Heute habe ich erfahren, daß der Biodiscounter Erdkorn seinen Mitarbeitern einen Stundenlohn von 7 Euro brutto bezahlt. Erdkorn hat mittlerweile in Kiel das Monopol. Alle anderen Bioläden sind eingegangen. Es gibt Genossenschaftsläden, die aber für mich nicht in Frage kommen, weil meine Einlage das übersteigen würde, was ich monatlich an Geld im Bioladen lasse. Ich besorge nämlich das meiste auf dem Markt, einfach weil ich Märkte schon immer geliebt habe.
Was haben beide Geschichten miteinander zu tun?
Johannes Heimrath schreibt in der Oya, daß das kapitalistische System gelernt hat, flexibel auch auf Protest- und Alternativbewegungen zu reagieren. Das waren zur Zeit von '68 noch ganz anders: damals stand uns das Gesellschaftssystem als monolithischer Block gegenüber.
Von den liebenswürdigen Bioläden der Pionierzeit ist wenig übrig geblieben. Mittlerweile gibt es Discounter auch in der Bioladenbranche, die Aldi, Schlecker und Lidl in puncto Mitarbeiter-Ausbeutung in nichts nachstehen.
Ich weiß noch nicht, was das für mich konkret bedeutet: natürlich möchte ich nicht weiter mein Geld bei Erdkorn lassen (hab mich eh nie wohl gefühlt in diesem Laden). Aber ich will auch nicht 12 km nach Lütjenburg mit dem Auto fahren, nur um meine Hirse, Nüsse und Hülsenfrüchte im dortigen Bioladen zu kaufen.
Sollte Hess Natur wirklich übernommen werden, dann werde ich dort kein einziges Kleidungsstück mehr kaufen. Aber auch da fehlen mir leider die Alternativen, denn alle anderen, die sich Öko-Textilhersteller nennen, erfüllen längst nicht alle Kriterien, die ich für notwendig halte, z.B. fairen Handel.
Andrerseits: wenn das System gelernt hat, flexibel zu sein, dann bin ich es auch. Und nicht nur ich, sondern viele Menschen, die einfach ganz klar wissen, daß es so nicht mehr weitergehen soll, kann und wird. Wir werden also neue Möglichkeiten finden. Eine davon zeichnet sich für mich immer deutlicher ab: sehr genau zu überlegen, was ich wirklich brauche, immer weniger zu kaufen, Dinge zu recyceln, Second Hand-Läden in Anspruch nehmen, Sachen selber nähen.
Was ist wirklich wichtig?
Jutta (Gast) - 11. Mär, 23:17

Ja, das ist schwierig. Hier in Münster ist es ja der Superbiomarkt, der den Bioladen-Sektor fast komplett überrollt hat (und natürlich die Bio-Lebensmittel aus den Supermärkten und Discountern). Ich habe ja eine Weile für die Schoppe gearbeitet, einen der letzten unabhängigen kleinen Bioläden, der dann auch prompt pleite gegangen bzw. von seinem Besitzer aufgegeben worden ist, weil er sich einfach nicht getragen hat. In der Schoppe habe ich 7,50 € die Stunde verdient. Mehr konnte der Besitzer einfach nicht zahlen, der hat eh jeden Monat drauf gezahlt.

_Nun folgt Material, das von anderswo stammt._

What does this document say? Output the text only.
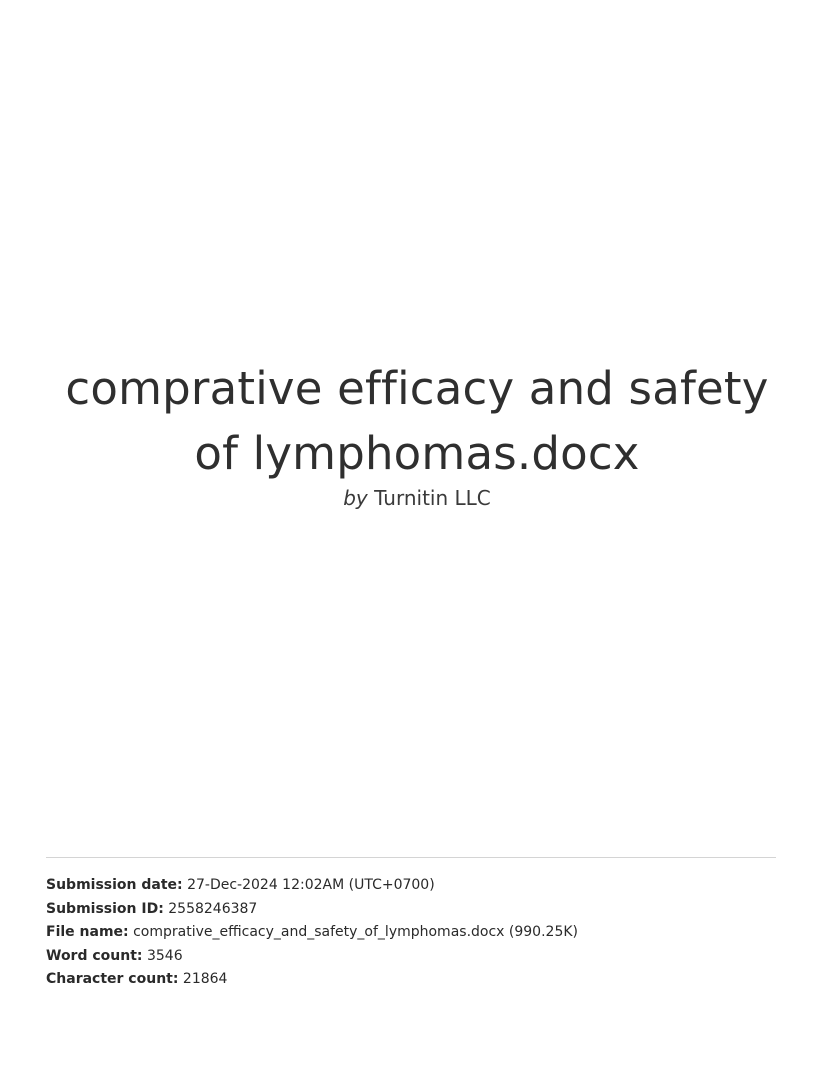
comprative efficacy and safety
of lymphomas.docx
by Turnitin LLC
Submission date: 27-Dec-2024 12:02AM (UTC+0700)
Submission ID: 2558246387
File name: comprative_efficacy_and_safety_of_lymphomas.docx (990.25K)
Word count: 3546
Character count: 21864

Und auch die Bioerzeuger, die es wirklich ernst meinen, haben meist keinen nennenswerten Stundenlohn vorzuweisen. Ich meine, selbst ein konventionell arbeitender Landwirt mit einem relativ großen Hof verdient an der eigentlichen Landwirtschaft ja schon kaum was. Und im Bio-Landbau sind die Margen zwar geringfügig höher, dafür aber die Erträge doch deutlich niedriger, zumindest, wenn Bio eben nicht nur der Aufkleber auf dem Apfel sein soll, sondern neben dem für die Zertifizierung unbedingt notwendigen eben auch auf Aspekte wie Nachhaltigkeit geachtet wird. Die einzigen, die das wirklich ernst nehmen, sind die Demeterhöfe und die finanzieren sich meist nicht über die eigentliche Landwirtschaft, sondern über Fördergelder für Behindertenarbeit, über Seminarbetrieb, Ferien auf dem Bauernhof oder irgendeinem anderen zweiten Standbein. Nicht, dass ich das den Demeter-Betrieben vorwerfe. Im Gegenteil. Ich finde es nur wichtig, im Bewusstsein zu haben, dass selbst die auch für mein Gefühl schon ziemlich teuren Demeter-Produkte eigentlich immer noch billiger verkauft werden, als sie eigentlich verkauft werden müssten, wenn landwirtschaftliche Arbeitskraft irgendwie fair entlohnt werden sollte. Und die Schoppe ist jetzt von Schlickertann übernommen worden (die hatten vorher schon einen Bioladen auf der Warendorfer Straße) und läuft auch nur weiter, weil die jetzt Behinderte beschäftigen und deren Gehälter halt gefördert werden. Das kann es doch nicht sein.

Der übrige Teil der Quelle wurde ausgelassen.